Fragen zur Trauerfeier und Bestattung

Wer entscheidet, wie ein verstorbener Angehöriger bestattet wird?

Oft äußern Menschen Wünsche hinsichtlich ihrer Beerdigung. Diese Wünsche sollten nach Möglichkeit auch respektiert werden. Wenn die Bestattungsform im Testament erwähnt ist, müssen Sie sich als Angehörige daran halten. Wenn keine Wünsche geäußert wurden, entscheiden die nächsten Verwandten. Sprechen Sie mit dem Pastor oder dem Bestatter hinsichtlich der Liedauswahl und der Möglichkeit besonderer Formen der Bestattung.

Kann jemand, der nicht in der Kirche war, kirchlich beerdigt werden?

Wer aus der Kirche austritt, erklärt damit, dass er auf eine kirchliche Trauerfeier verzichtet. Bei Fragen hierzu, wenden Sie sich als Angehörige am besten an Ihren Pastor.

Kann jemand, der Selbstmord begangen hat, kirchlich bestattet werden?

Ja, ein Selbstmord ist kein Hinderungsgrund mehr für eine kirchliche Bestattung.

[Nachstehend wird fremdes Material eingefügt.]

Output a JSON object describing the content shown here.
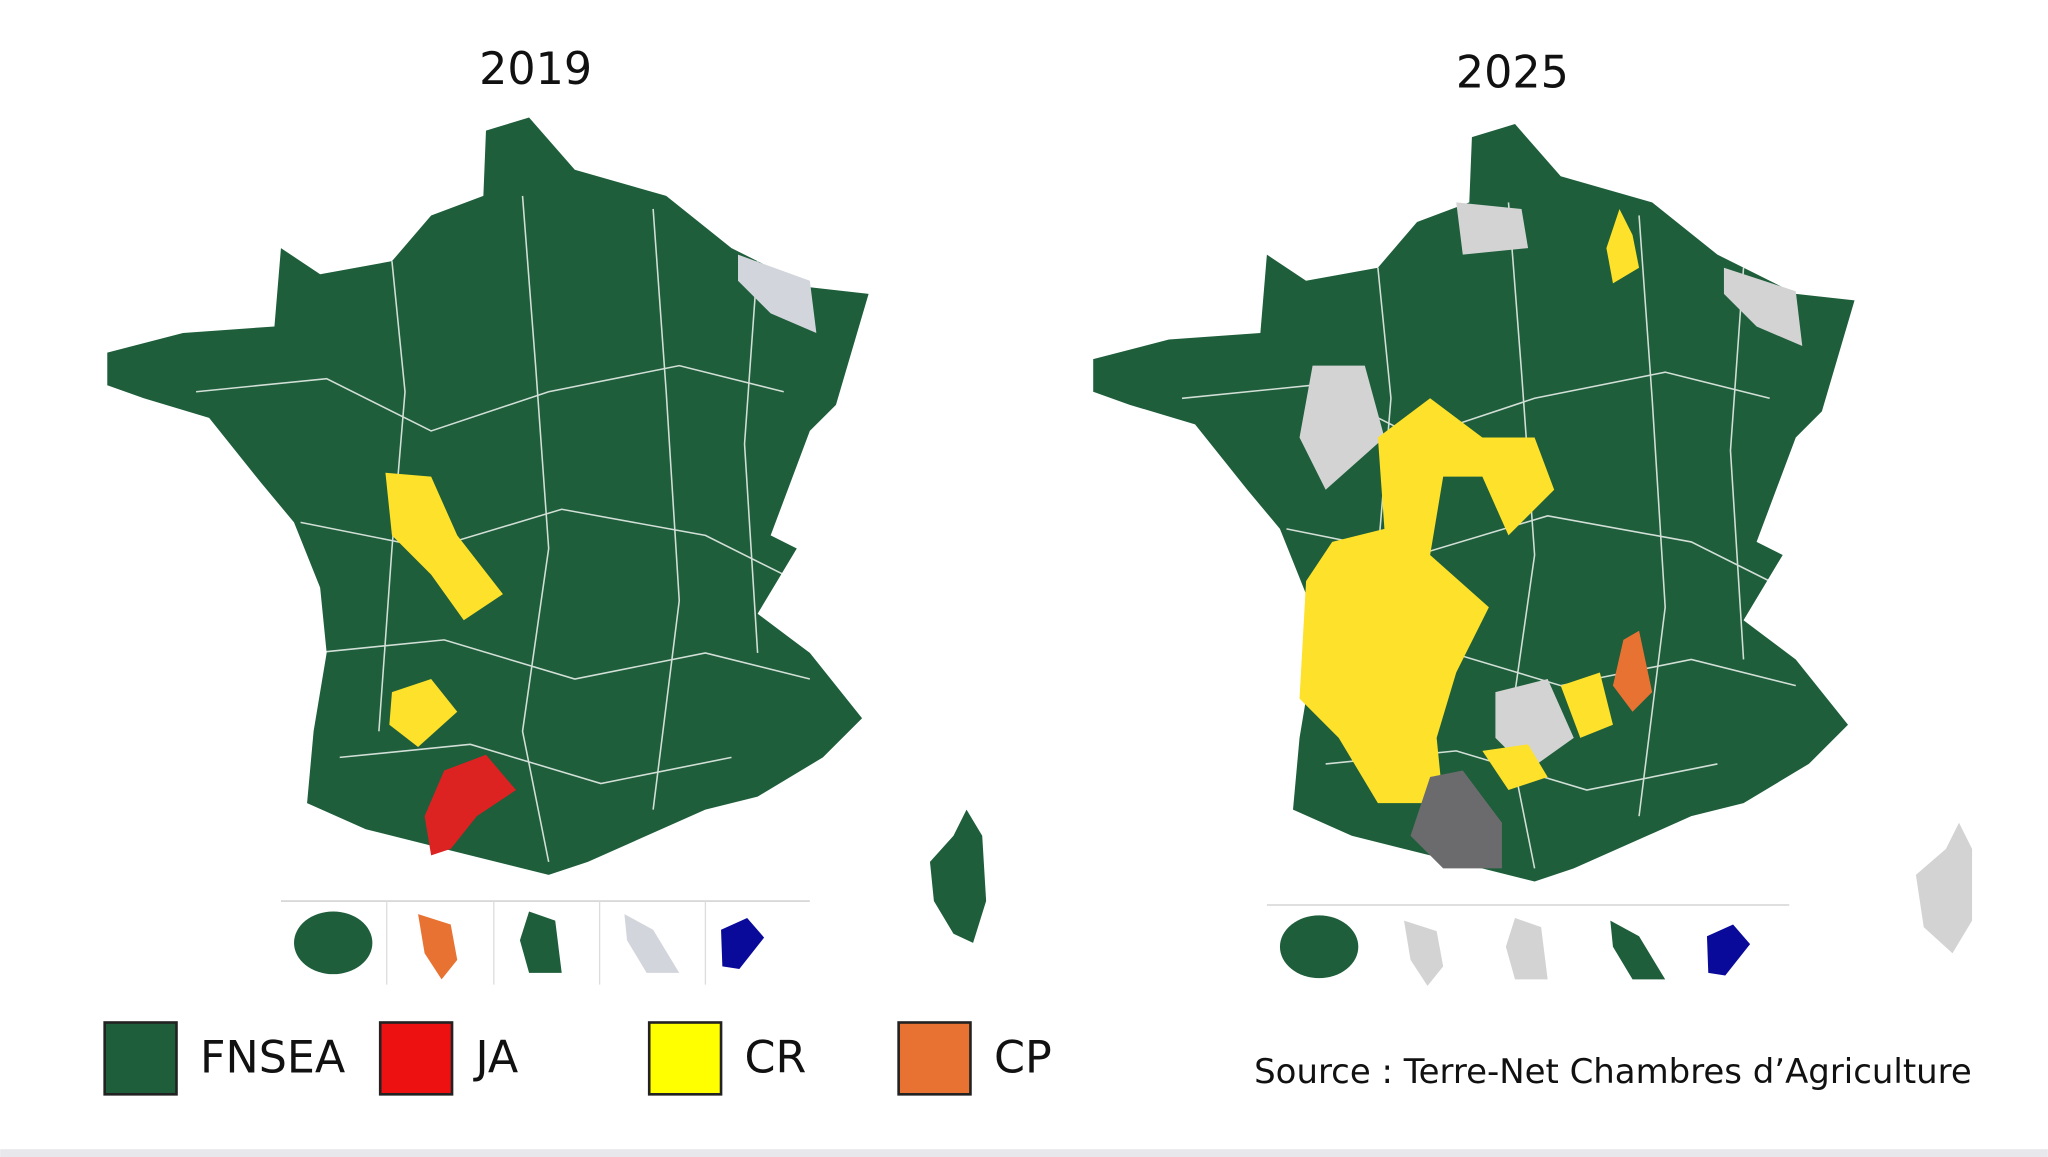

Was kostet eine Beerdigung?

Neben den Kosten für Sarg, Grab und Kränze können noch Gebühren für die Nutzung der Friedhofskapelle / Kirche und die Inanspruchnahme des Organisten oder der Organistin hinzukommen.

Muss bei einer Trauerfeier unbedingt gesungen werden?

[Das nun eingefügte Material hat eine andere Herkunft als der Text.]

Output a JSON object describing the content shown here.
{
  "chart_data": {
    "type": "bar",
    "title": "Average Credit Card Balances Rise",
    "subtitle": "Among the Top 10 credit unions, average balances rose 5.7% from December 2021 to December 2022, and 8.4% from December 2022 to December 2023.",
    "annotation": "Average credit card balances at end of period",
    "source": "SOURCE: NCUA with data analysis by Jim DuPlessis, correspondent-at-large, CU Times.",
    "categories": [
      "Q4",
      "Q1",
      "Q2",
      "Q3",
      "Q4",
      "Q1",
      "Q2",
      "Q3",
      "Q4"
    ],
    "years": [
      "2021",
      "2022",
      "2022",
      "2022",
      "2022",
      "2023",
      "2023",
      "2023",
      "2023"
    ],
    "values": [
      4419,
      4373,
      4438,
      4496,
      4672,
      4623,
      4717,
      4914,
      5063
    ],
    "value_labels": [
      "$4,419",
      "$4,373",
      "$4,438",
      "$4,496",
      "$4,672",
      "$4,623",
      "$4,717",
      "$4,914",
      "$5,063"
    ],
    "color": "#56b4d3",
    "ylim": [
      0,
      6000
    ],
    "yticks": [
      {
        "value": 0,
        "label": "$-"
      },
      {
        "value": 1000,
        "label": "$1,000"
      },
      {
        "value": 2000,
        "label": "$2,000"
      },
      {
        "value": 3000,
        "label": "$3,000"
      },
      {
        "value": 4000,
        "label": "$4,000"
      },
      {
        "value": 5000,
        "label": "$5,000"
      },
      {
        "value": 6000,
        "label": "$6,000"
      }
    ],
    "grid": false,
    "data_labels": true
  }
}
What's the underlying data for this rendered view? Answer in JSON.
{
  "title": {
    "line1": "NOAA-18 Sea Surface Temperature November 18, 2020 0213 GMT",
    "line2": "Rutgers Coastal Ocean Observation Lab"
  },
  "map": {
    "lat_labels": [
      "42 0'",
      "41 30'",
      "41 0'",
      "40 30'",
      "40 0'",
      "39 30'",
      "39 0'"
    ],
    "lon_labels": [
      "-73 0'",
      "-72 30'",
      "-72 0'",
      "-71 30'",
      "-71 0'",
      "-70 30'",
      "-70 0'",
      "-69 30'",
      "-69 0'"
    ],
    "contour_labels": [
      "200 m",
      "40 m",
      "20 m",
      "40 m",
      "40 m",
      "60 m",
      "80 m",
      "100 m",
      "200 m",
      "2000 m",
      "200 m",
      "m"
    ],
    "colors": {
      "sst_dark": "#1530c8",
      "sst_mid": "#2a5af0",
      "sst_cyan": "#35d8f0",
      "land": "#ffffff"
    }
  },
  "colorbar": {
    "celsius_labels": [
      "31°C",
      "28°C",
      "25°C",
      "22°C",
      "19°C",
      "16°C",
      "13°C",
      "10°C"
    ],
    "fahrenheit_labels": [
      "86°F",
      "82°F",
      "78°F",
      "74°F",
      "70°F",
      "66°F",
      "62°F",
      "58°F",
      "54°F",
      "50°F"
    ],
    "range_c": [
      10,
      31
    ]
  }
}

Natürlich kann man auf Lieder bei der Trauerfeier verzichten. Aber bedenken Sie, der Gesang kann hilfreich sein und Ihnen in Ihrem Schmerz Trost spenden. Auch wenn Sie selbst nicht singen wollen oder können gibt es meist Menschen im Trauergottesdienst, die mitsingen. Eine Alternative ist, neben dem Gesang ein oder zwei Instrumentalstücke spielen zu lassen.

Was bedeutet die Bestattung?

Bestattung bezeichnet die Beisetzung eines Sarges oder einer Urne z.B. auf dem Friedhof und ist umfassender als Beerdigung, denn es gibt auch Bestattungen auf hoher See.

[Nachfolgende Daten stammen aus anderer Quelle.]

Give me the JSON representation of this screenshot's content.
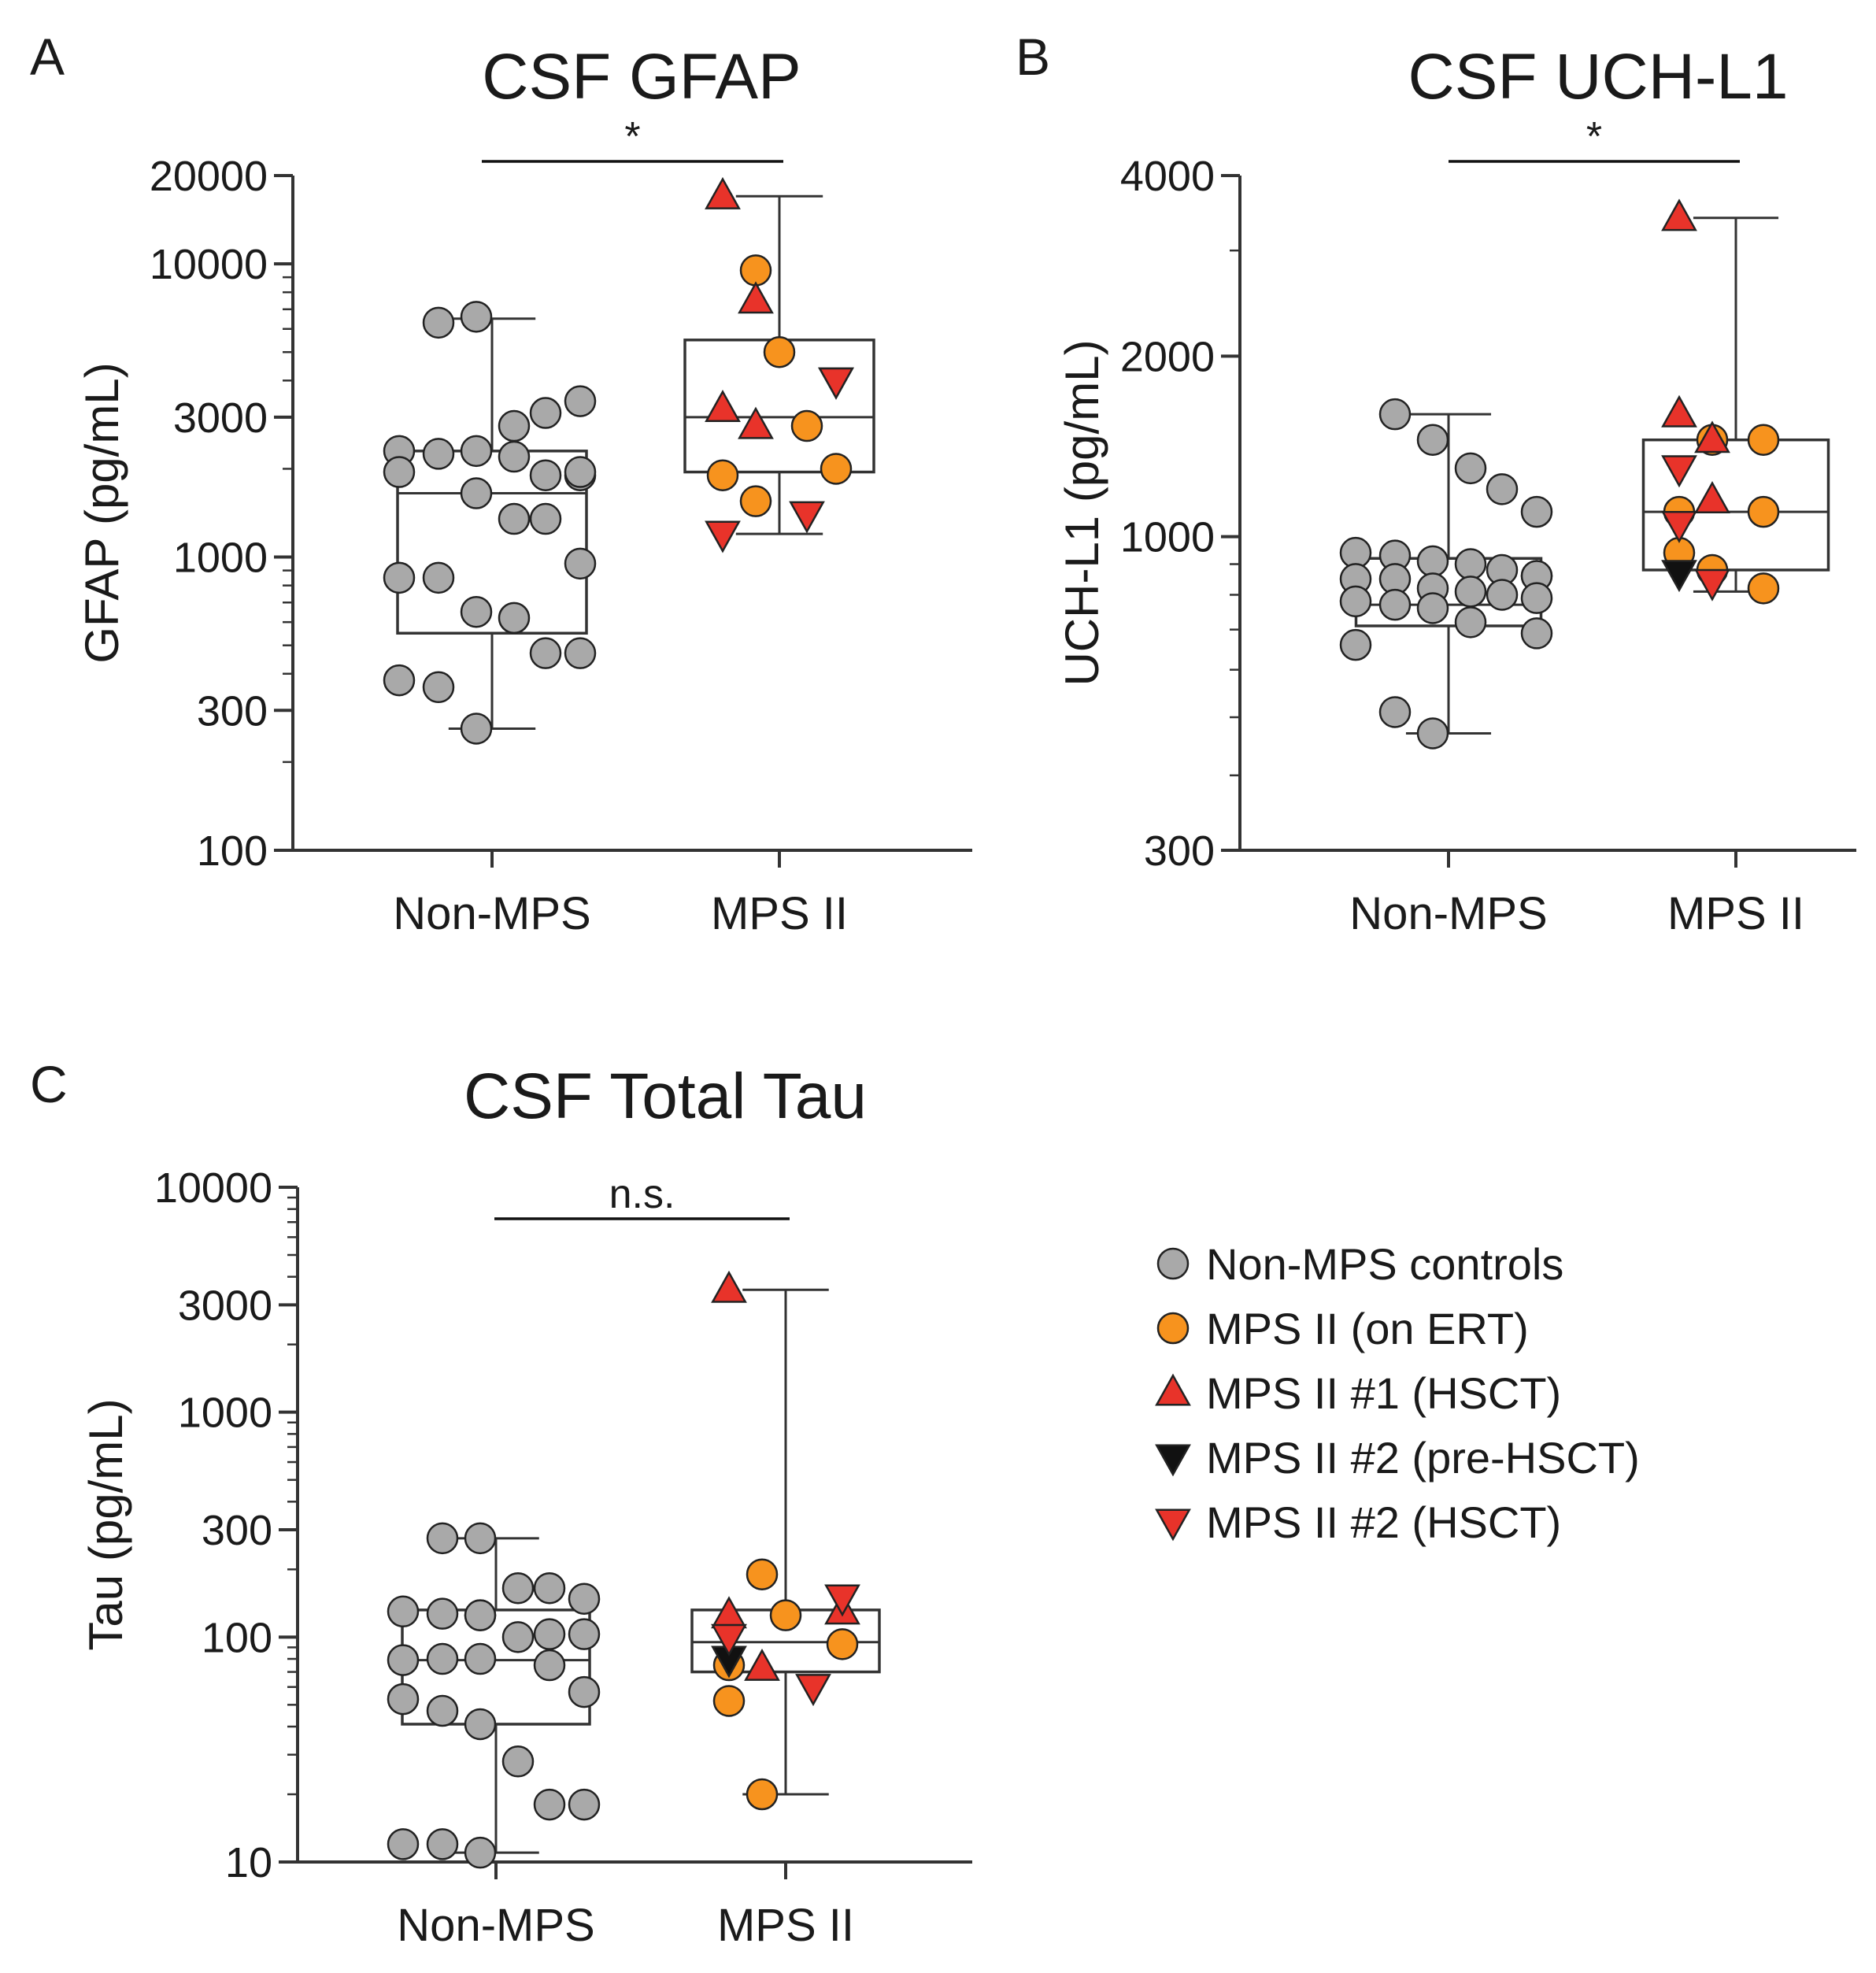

Seit jeher haben Menschen Bräuche entwickelt, der Verstorbenen zu gedenken und sich als Angehörige über den Verlust hinweg zu trösten. Christen glauben, dass der Tod zwar von den Lebenden trennt, aber die Verbindung mit Gott nicht abreißt. Wir bleiben in Gottes Hand und die Toten verlieren sich nicht im Nichts. Der christliche Glaube hat Konsequenzen für den Umgang mit Leben, Sterben und Tod. So gehört das Bedenken des Sterbenmüssens (Psalm 90,12) zur christlichen Lebenseinstellung ebenso wie die Hoffnung über den Tod hinaus.

Von Anfang an hat die christliche Gemeinde ihre verstorbenen Glieder zur letzten irdischen Ruhe geleitet und sich derjenigen angenommen, die den Tod eines Angehörigen oder nahe stehender Menschen betrauern. In der kirchlichen Bestattung kommt zum Ausdruck, dass der auferstandene Christus „dem Tode die Macht genommen hat“ (2. Timotheus 1,10).

Der Gottesdienst zur Bestattung soll die Hoffnung auf die Auferstehung der Toten zum Ausdruck bringen. Die kirchliche Bestattung setzt voraus, dass der/die Verstorbene der evangelischen Kirche angehörte. Auf Wunsch der Eltern können auch ungetauft verstorbene Kinder kirchlich bestattet werden. Dasselbe gilt für totgeborene Kinder und Föten. Keinem Gemeindemitglied darf aufgrund seiner Todesumstände eine kirchliche Bestattung verwehrt werden. Gehörte der/die Verstorbene einer anderen christlichen Kirche an, so kann er/sie in Ausnahmefällen bestattet werden. Die kirchliche Bestattung von Verstorbenen, die keiner christlichen Kirche angehörten, kann ebenso im Ausnahmefall geschehen, wenn die evangelischen Angehörigen den Wunsch nach einer kirchlichen Bestattung äußern und wichtige seelsorgerliche Gründe dafür sprechen.